Quizá el término que mejor describe el año que termina es turbulencia. Dos expresidentes encarcelados, otro que se suicidó y uno con arresto domiciliario. Tenemos exalcaldes y exgobernadores en prisión, jueces y fiscales desenmascarados, políticos y funcionarios encausados, y partidos desmoronados. Un Congreso disuelto y una campaña en curso. Pasó tanto que lo que en otras condiciones hubiese monopolizado la agenda pública era rápidamente desplazado por otra noticia igual de gravitante. No recuerdo un año tan agitado ni tan incierto ni importante. Solo comparable con el 2000, que dejó los ‘vladivideos’, la caída de Fujimori y el ascenso de Paniagua.

Todo esto puede parecer una lástima para el país y su gente, para nuestra su historia y cultura, pero prefiero ver lo ocurrido como una oportunidad. Este año nos ha enfrentado con una realidad amarga: hemos vivido por años inmersos en el cinismo y la corrupción que habían alcanzado todos los niveles judiciales y políticos. Ha sido un año de un baldazo de agua fría tras otro. Ningún sector de la clase política se salva, lo que es una desgracia, pero también una forma efectiva de demostrarnos lo necesario que es trazar una nueva trayectoria para el país.

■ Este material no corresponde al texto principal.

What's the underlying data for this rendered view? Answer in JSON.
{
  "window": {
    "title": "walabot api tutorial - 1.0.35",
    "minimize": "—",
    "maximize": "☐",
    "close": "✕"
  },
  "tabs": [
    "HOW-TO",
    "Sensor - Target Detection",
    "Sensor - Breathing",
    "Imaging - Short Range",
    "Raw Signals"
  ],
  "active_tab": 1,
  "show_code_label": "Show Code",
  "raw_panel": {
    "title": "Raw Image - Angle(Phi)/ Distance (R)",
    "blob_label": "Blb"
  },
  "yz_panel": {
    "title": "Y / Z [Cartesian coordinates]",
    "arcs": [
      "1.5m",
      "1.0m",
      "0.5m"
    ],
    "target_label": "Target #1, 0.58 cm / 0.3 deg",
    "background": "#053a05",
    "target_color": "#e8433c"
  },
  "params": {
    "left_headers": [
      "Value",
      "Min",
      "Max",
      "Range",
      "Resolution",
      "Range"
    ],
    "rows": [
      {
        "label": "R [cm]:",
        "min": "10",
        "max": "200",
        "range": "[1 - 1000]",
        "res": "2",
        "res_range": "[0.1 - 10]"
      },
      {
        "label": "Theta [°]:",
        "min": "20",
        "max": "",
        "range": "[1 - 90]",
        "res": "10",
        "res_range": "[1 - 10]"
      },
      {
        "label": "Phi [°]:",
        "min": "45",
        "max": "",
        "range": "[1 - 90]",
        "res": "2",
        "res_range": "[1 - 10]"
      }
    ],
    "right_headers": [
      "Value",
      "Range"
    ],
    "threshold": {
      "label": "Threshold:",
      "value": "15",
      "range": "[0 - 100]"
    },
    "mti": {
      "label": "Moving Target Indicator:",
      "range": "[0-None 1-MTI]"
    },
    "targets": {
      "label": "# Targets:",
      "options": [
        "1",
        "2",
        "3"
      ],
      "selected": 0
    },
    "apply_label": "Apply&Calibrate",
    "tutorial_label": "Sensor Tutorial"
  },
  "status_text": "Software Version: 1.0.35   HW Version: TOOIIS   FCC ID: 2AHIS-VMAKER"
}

Sin dejar de estar siempre atentos a que esto no se vuelva una cacería de brujas con tintes de venganza, lo que estamos viviendo es una necesaria limpieza a fondo. La correlación de fuerzas ha cambiado. Se han abierto grietas por donde pueden ingresar nuevas figuras, ideas y narrativas, lo que puede ser peligroso, pero también una oportunidad que no podemos dejar pasar. Es ahí donde la elección de enero puede encontrar su trascendencia: que sirva para romper con la idea de que los políticos tienen privilegios grandiosos y que para conservar el poder todo vale. ¡Feliz año!